Figure 2. Remote Sensing Image Cluster Links
In order to understand these links, we investigate the 520 unique publications with citation links between the remote sensing image cluster and the eight linked research clusters. The research cluster with the most links to our remote sensing image cluster is hyperspectral image classification (cluster 19241), with 179 publications cited by cluster 13724. In Table 1, we list the top five most cited publications in cluster 19241 with links to cluster 13724.
Table 1. Top Five Most Cited Publications in Research Cluster 19241
We can see that the primary use of deep learning in this research cluster is classification of hyperspectral data, leading to an improvement in the speed and automation of a previously labor intensive task in the use of remote sensing imagery. This example may seem obvious, however the technique used can be a powerful one when exploring emerging or more obscure areas of science and can improve our ability to see the application of science across domains.
Text Classification
Research cluster 12712 contains 894 publications that mention the terms “deep learning” or “convolutional neural network” in their titles or abstracts (35 percent of all cluster publications). As shown in Figure 3, the text classification cluster has notably fewer deep learning citation links to other clusters; it is only linked to three other research clusters. Additionally, these citation links are not consistent over time.
Figure 3. Text Classification Cluster Links
The few citation links between the text classification cluster and the other three research clusters represent 158 unique research publications. The research cluster with the most links to the text classification cluster is on neural architectures (cluster 3886), with 53 unique publications cited by deep learning publications in the text classification cluster. In Table 2, we list the top five most cited publications in cluster 3886 with links to cluster 12712.
Table 2. Top Five Most Cited Publications in Research Cluster 3886
Here, we see that the top five papers are more general research publications in the deep learning and classification space, as the cluster is focused on neural architectures. Again, the possible application of deep learning for text classification is much easier to discern by looking at citation linkages within a specific area of research than by only analyzing publications that match a keyword list.

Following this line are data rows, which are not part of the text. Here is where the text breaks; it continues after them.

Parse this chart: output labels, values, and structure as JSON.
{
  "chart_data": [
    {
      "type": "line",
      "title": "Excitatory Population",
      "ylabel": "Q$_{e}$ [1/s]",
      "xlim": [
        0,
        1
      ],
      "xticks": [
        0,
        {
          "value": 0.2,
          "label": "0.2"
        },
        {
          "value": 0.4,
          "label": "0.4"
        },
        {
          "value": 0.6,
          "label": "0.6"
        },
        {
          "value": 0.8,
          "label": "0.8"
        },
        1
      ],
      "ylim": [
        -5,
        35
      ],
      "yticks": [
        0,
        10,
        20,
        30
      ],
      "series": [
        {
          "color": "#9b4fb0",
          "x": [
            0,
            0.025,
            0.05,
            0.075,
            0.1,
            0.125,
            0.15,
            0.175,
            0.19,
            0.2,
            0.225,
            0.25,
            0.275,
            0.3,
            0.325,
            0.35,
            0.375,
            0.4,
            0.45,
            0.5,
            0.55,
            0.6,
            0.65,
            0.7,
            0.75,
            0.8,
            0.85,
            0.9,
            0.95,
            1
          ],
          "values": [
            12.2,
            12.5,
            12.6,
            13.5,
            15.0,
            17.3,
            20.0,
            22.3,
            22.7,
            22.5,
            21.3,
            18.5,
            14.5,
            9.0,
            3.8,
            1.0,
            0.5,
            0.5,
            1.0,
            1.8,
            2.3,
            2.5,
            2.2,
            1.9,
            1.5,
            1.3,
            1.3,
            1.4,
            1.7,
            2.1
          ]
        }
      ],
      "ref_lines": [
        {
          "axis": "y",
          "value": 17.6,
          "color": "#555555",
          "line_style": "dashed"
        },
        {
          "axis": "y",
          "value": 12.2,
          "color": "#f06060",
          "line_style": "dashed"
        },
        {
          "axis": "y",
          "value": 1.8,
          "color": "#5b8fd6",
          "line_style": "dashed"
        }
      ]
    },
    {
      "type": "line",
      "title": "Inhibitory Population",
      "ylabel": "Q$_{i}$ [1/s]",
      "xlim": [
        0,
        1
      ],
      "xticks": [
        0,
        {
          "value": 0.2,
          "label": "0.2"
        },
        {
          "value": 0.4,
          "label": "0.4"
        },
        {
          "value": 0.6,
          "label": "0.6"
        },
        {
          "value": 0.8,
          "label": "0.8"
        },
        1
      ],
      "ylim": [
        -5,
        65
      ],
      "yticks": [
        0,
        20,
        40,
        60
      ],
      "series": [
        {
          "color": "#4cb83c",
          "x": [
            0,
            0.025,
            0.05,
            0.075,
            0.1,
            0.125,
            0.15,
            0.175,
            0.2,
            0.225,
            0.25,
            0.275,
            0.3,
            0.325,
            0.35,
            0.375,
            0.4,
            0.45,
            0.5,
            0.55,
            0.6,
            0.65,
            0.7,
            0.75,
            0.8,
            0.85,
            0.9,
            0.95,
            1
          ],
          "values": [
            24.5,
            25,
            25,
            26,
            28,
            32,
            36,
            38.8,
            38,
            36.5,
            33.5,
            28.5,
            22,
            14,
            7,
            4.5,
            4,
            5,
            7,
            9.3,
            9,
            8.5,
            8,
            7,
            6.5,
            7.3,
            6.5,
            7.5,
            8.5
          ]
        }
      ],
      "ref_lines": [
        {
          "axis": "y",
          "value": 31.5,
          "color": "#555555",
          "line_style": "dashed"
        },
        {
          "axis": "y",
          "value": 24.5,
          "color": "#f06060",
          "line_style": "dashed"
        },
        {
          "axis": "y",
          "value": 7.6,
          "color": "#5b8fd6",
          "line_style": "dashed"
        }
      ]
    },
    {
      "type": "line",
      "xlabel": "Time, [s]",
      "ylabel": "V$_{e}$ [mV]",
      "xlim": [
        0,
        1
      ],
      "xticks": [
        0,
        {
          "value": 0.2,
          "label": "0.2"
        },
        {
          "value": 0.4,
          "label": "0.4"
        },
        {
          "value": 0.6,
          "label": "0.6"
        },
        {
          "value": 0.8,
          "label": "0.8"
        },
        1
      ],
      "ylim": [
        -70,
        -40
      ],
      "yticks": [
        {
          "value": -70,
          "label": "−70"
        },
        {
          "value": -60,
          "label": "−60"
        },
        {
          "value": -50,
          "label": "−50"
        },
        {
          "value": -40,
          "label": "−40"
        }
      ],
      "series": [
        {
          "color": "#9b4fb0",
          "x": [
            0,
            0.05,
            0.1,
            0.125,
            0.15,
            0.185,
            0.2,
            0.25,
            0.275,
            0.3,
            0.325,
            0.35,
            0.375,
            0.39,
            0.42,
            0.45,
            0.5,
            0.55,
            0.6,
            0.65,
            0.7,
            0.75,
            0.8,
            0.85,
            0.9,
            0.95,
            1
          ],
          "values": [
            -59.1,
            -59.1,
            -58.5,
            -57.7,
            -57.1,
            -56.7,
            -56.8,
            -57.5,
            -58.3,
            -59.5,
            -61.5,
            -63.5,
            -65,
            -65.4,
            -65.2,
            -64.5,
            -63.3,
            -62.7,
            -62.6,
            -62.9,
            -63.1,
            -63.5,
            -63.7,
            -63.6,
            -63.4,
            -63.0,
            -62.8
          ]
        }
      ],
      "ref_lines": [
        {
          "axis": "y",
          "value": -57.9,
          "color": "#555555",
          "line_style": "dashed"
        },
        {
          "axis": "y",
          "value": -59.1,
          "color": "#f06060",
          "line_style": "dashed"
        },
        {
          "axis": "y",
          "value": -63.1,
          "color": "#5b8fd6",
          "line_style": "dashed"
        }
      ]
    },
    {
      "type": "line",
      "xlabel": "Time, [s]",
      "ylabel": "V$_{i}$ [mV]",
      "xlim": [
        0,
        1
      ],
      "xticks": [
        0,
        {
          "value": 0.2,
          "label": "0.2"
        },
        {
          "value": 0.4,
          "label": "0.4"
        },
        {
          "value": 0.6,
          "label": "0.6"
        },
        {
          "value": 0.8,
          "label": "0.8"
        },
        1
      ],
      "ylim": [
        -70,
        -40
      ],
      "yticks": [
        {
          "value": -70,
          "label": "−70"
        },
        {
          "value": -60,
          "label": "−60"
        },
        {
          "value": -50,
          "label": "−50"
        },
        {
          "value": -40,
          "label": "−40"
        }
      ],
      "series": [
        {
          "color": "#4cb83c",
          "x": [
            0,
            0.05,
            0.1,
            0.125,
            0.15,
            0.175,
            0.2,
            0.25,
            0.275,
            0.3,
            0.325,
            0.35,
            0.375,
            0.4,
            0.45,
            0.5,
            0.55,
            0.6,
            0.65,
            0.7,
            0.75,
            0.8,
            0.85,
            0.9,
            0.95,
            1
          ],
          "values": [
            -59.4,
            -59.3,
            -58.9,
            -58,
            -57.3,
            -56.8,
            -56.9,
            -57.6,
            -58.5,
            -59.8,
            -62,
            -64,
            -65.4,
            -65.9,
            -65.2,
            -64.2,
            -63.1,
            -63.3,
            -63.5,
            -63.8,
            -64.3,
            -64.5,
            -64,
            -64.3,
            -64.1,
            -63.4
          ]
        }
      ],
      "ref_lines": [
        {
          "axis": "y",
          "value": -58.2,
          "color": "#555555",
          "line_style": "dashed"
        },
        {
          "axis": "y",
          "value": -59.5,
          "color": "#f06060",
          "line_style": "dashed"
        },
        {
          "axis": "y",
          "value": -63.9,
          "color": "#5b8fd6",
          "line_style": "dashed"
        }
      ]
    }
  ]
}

In the next data snapshot, we will capitalize on the ability to show directionality using this approach—specifically, how we can see what papers in a cluster reference data or information from an older paper (i.e. importing information) and what papers are being cited by newer papers (i.e. exporting information). This will allow us to further prioritize research clusters of interest and show how they are affected by, and are affecting, other research across domains.